Non si è ancora chiuso il caso di Giulio Regeni e, ancora, dall’Egitto nessuna risposta circa la possibilità di processare le forze dell’ordine accusate dell’omicidio del ricercatore italiano.
Oggi, a Roma, è in corso una nuova udienza del processo dal quale, si spera, si possano ottenere risultati concreti.
Proprio davanti a Piazzale Clodio, a Roma, ecco che ne è nato un sit in, quanto di protesta, quanto anche di vicinanza alla famiglia di Giulio Regeni, ricercatore italiano ucciso in Egitto, dopo esser stato sequestrato e torturato nel 2016.
La sua famiglia, da anni, continua a chiedere giustizia ma soprattutto è l’Italia stessa a chiedere che, dall’Egitto stesso, venga data una risposta sui quattro 007 egiziani, imputati nel processo per la morte del giovane che, da tempo, risultano essere irreperibili.
È la stessa Procura di Roma a chiedere alla Consulta di sbloccare il processo per evitare una ulteriore fase di stallo dello stesso, fase nella quale si trova tuttora. La richiesta al Gup è arrivata al procuratore capo di Roma nel corso della nuova udienza preliminare sull’omicidio del ricercatore. Una questione di costituzionalità è quella sollevata dalla procura, circa l’articolo 420 bis, con lo specifico nella parte dove si vede “l’assenza di conoscenza del processo da parte dell’imputato”.
Non c’è stata alcuna cooperazione da parte dell’Egitto circa proprio la possibilità di processare, come dicevamo, i quattro 007 egiziani imputati nel processo Regeni. Una riserva che lo stesso Gup non scioglierà prima del prossimo 31 maggio.
Sarà proprio in quella occasione che si deciderà se accogliere la richiesta della Procura stessa e, di conseguenza, inviare tutti gli atti alla Corte Costituzionale per procedere, oppure non procedere, o ancora mandare gli imputati a giudizio.
Sono quattro gli 007 egiziani imputati nel processo e sono accusati di sequestro di persona pluriaggravato, lesioni aggravate e concorso in omicidio aggravato. E’ la stessa avvocatura di Stato che ha depositato una memoria al Tribunale di Roma. In essa, si richiede la celebrazione del processo nei confronti, proprio, dei quattro 007 egiziani imputati, facendo appello proprio all’articolo di legge sopracitato, il 420 bis.

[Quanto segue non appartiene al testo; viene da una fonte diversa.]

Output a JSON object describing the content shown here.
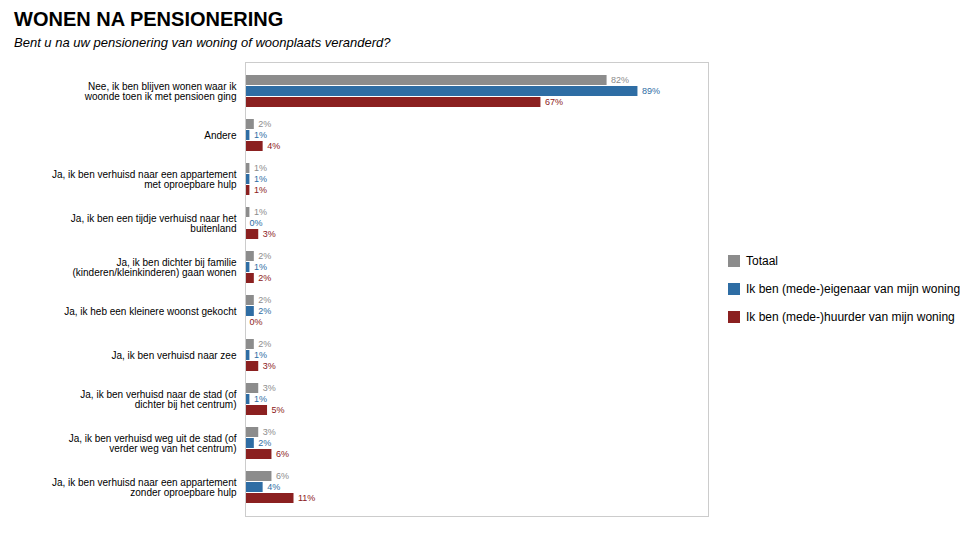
{
  "chart_data": {
    "type": "bar",
    "orientation": "horizontal",
    "title": "WONEN NA PENSIONERING",
    "subtitle": "Bent u na uw pensionering van woning of woonplaats veranderd?",
    "categories": [
      "Nee, ik ben blijven wonen waar ik\nwoonde toen ik met pensioen ging",
      "Andere",
      "Ja, ik ben verhuisd naar een appartement\nmet oproepbare hulp",
      "Ja, ik ben een tijdje verhuisd naar het\nbuitenland",
      "Ja, ik ben dichter bij familie\n(kinderen/kleinkinderen) gaan wonen",
      "Ja, ik heb een kleinere woonst gekocht",
      "Ja, ik ben verhuisd naar zee",
      "Ja, ik ben verhuisd naar de stad (of\ndichter bij het centrum)",
      "Ja, ik ben verhuisd weg uit de stad (of\nverder weg van het centrum)",
      "Ja, ik ben verhuisd naar een appartement\nzonder oproepbare hulp"
    ],
    "series": [
      {
        "name": "Totaal",
        "color": "#8c8c8c",
        "values": [
          82,
          2,
          1,
          1,
          2,
          2,
          2,
          3,
          3,
          6
        ],
        "value_labels": [
          "82%",
          "2%",
          "1%",
          "1%",
          "2%",
          "2%",
          "2%",
          "3%",
          "3%",
          "6%"
        ]
      },
      {
        "name": "Ik ben (mede-)eigenaar van mijn woning",
        "color": "#2e6da4",
        "values": [
          89,
          1,
          1,
          0,
          1,
          2,
          1,
          1,
          2,
          4
        ],
        "value_labels": [
          "89%",
          "1%",
          "1%",
          "0%",
          "1%",
          "2%",
          "1%",
          "1%",
          "2%",
          "4%"
        ]
      },
      {
        "name": "Ik ben (mede-)huurder van mijn woning",
        "color": "#8b2020",
        "values": [
          67,
          4,
          1,
          3,
          2,
          0,
          3,
          5,
          6,
          11
        ],
        "value_labels": [
          "67%",
          "4%",
          "1%",
          "3%",
          "2%",
          "0%",
          "3%",
          "5%",
          "6%",
          "11%"
        ]
      }
    ],
    "xlim": [
      0,
      105
    ],
    "xticks": [],
    "grid": false,
    "legend": "right",
    "data_labels": true,
    "tick_labels": "y"
  }
}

Oggi, avrebbero dovuto esser ascoltati come testimoni anche la presidente del Consiglio, Meloni, ed il Ministro degli Esteri, Tajani. Nelle scorse settimane, però, l’avvocatura dello Stato aveva comunicato che “i due rappresentanti del Governo non avrebbero deposto poiché il contenuto dei colloqui avuti col presidente egiziano al-Sisi non è divulgabile” – era scritto.
Un sit in si è venuto a formare, prima dell’udienza, proprio fuori dal Tribunale. Fra i presenti, tantissimi cittadini in sostegno alla famiglia Regeni, ma anche alcuni esponenti politici, fra i quali il neo segretario del Partito Democratico, Elly Schlein.
Tutti erano lì presenti con un simbolo giallo appuntato al petto: “Siamo qui per dare un segnale di vicinanza alla famiglia di Giulio Regeni e alle tante persone che in questi anni non hanno mai smesso di chiedere verità e giustizia” – ha dichiarato la stessa Schlein.